If a file with this name already exists on your computer, the file will be overwritten with the new data. If it doesn’t exist, a file with this filename will be created. To locate this file on your computer, find the filename in the left-hand Explorer panel on VS Code, right-click on it, and press ‘Reveal in File Explorer.’ If you aren’t using VS Code, look up the steps for your specific IDE.
While exporting into Excel isn’t particularly ideal when working with just one article, being familiar with this process will be useful to you when working on more complex projects. As a very base-level example, if you are scraping an article for the name of the reporter, the published date, and a link to the article, you will need three Excel columns rather than one. In this case, an Excel sheet would be way more useful for organization than in our example.
And that’s a wrap on our code!
I’m not going to get into automation on this issue, as that incorporates RSS feeds and task scheduling on your computer. However, once you learn how to scrape a page, you do realize that skill by itself isn’t very useful for most projects. You are going to need to find a way to scrape large amounts of data periodically, without having to manually run the code.

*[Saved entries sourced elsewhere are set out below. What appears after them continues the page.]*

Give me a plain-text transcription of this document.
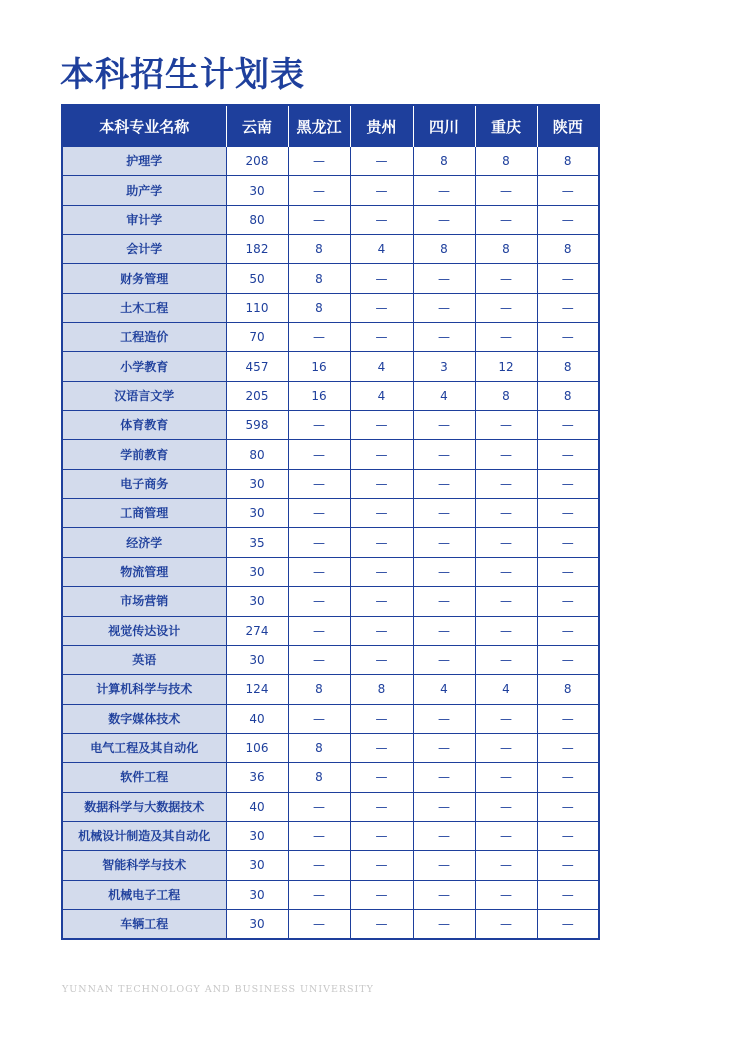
本科招生计划表
本科专业名称	云南	黑龙江	贵州	四川	重庆	陕西
护理学	208	—	—	8	8	8
助产学	30	—	—	—	—	—
审计学	80	—	—	—	—	—
会计学	182	8	4	8	8	8
财务管理	50	8	—	—	—	—
土木工程	110	8	—	—	—	—
工程造价	70	—	—	—	—	—
小学教育	457	16	4	3	12	8
汉语言文学	205	16	4	4	8	8
体育教育	598	—	—	—	—	—
学前教育	80	—	—	—	—	—
电子商务	30	—	—	—	—	—
工商管理	30	—	—	—	—	—
经济学	35	—	—	—	—	—
物流管理	30	—	—	—	—	—
市场营销	30	—	—	—	—	—
视觉传达设计	274	—	—	—	—	—
英语	30	—	—	—	—	—
计算机科学与技术	124	8	8	4	4	8
数字媒体技术	40	—	—	—	—	—
电气工程及其自动化	106	8	—	—	—	—
软件工程	36	8	—	—	—	—
数据科学与大数据技术	40	—	—	—	—	—
机械设计制造及其自动化	30	—	—	—	—	—
智能科学与技术	30	—	—	—	—	—
机械电子工程	30	—	—	—	—	—
车辆工程	30	—	—	—	—	—
YUNNAN TECHNOLOGY AND BUSINESS UNIVERSITY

With that being said, you won’t be able to understand RSS feeds and automation without first understanding the pattern behind a webpage’s code. Hence why I wrote this article. And once you truly do understand the pattern, every webpage becomes its own “puzzle,” as Newsroom AI Automation Engineer at Hearst Newspaper Ryan Serpico puts it. The AI Team is privileged to collaborate with Ryan on our Source Directory bot, and his insights have been invaluable to us.
I hope you feel incredibly accomplished after scraping your first webpage! I’d encourage you to keep practicing your coding skills and keep on the lookout for any advanced web scraping articles I might publish. In the meantime, there are plentiful resources all over the wide web that’ll help take your code to the next level. If you’re interested, a fun next step could be to write a code that scrapes the Daily Texan’s main page, rather than just a single article from their site. And if you ever get stuck, you can always just ask ChatGPT to identify your error or explain the steps in a way that makes sense.

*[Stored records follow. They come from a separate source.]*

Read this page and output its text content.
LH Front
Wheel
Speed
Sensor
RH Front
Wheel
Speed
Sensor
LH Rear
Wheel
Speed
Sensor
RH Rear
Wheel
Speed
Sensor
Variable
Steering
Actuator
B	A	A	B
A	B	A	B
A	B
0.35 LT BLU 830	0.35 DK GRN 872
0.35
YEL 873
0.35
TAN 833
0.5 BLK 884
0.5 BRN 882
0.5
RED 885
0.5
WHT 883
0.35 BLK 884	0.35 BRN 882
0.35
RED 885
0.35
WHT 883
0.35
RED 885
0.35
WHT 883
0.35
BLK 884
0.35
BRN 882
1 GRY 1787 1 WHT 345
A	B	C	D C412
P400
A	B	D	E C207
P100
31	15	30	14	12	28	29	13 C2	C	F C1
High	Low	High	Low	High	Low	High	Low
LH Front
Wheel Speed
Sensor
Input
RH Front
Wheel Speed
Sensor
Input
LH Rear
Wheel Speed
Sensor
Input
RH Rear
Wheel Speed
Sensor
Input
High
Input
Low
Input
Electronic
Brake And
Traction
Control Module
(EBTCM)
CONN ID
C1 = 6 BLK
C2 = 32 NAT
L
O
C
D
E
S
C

If you’re anything like me, this process made you super excited about just how many opportunities a simple code can open up for you. That just makes you want to dive in even deeper, so you can create something even more innovative and dynamic. Stay curious, and remember that this is a process of trial and error. You’ll only ever come out the other side with something new, something that you didn’t have before. So what’s there to lose?
Thanks to all who read until the end of this series, or interacted with any part at all. I know you can create anything that you think up in that marvelous mind of yours —- just put in the work and watch it come to fruition. Happy coding!